Nos últimos dias do século 12, com a Noruega em meio a guerras civis, os membros da facção Bagler, alinhada com o arcebispo, sitiaram Sverresborg, o castelo do rei Sverre Sigurdsson. O monarca não estava lá, então eles saquearam o local, incendiaram casas e contaminaram o suprimento de água ao jogar o corpo de um dos homens do rei de cabeça para baixo no poço e enchê-lo com pedras.
Essa prática inicial de guerra biológica está registrada na “Saga de Sverre”, uma biografia contemporânea do monarca, que reinou sobre grande parte da Noruega de 1184 a 1202. Acadêmicos debatem há muito tempo a confiabilidade da crônica como documento histórico, mas um estudo publicado no último dia 25 na revista iScience relata como pesquisadores desenterraram o corpo do homem que ficou conhecido como homem do poço e, com a ajuda de uma amostra de DNA, descobriram novos detalhes sobre quem ele era.

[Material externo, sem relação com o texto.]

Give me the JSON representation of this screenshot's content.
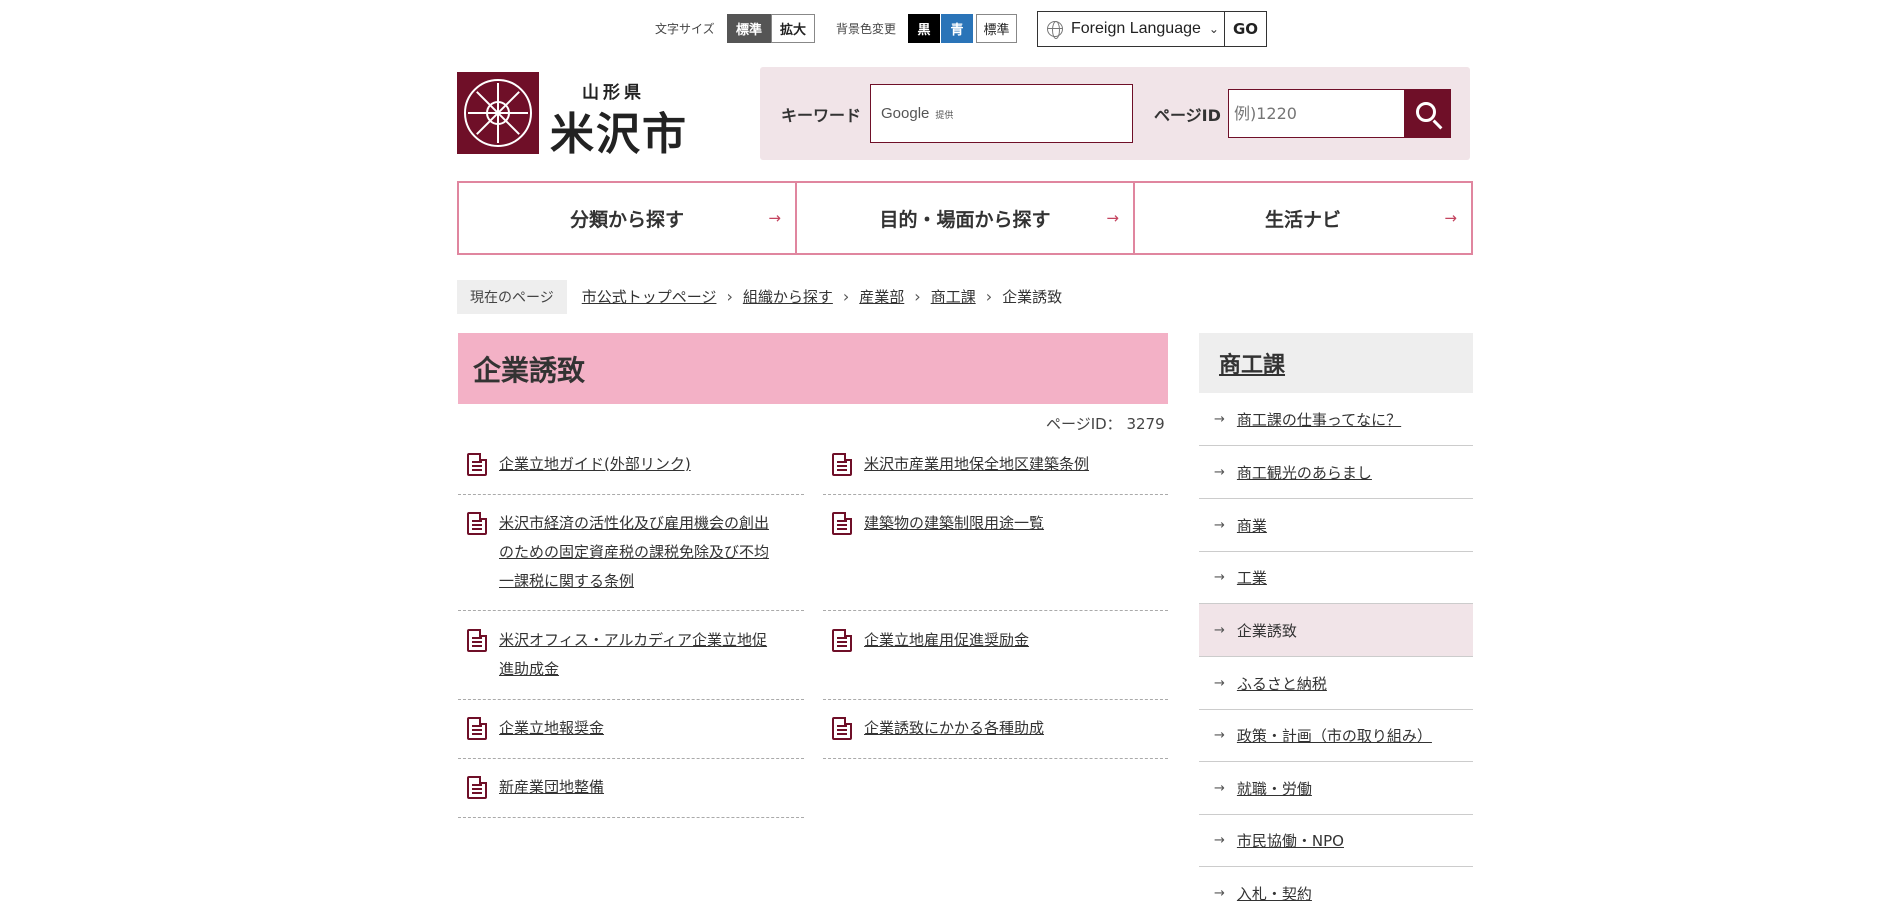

“Essa é a primeira vez que os restos de uma pessoa, ou personagem, descrita em uma saga nórdica foram identificados”, disse o professor Michael D. Martin, da Universidade Norueguesa de Ciência e Tecnologia. “Também é o caso mais antigo em que recuperamos a sequência completa do genoma de uma pessoa específica mencionada em um texto medieval.”
O homem do poço era pouco mais do que um bode expiatório mítico até 1938, quando arqueólogos escavaram um poço abandonado nas ruínas de Sverresborg, fora da cidade de Trondheim, no centro da Noruega. No fundo das camadas de pedra, a seis metros da superfície, eles encontraram restos humanos bem preservados. Entretanto, os pesquisadores não dispunham à época de tecnologia para ir além de uma inspeção visual.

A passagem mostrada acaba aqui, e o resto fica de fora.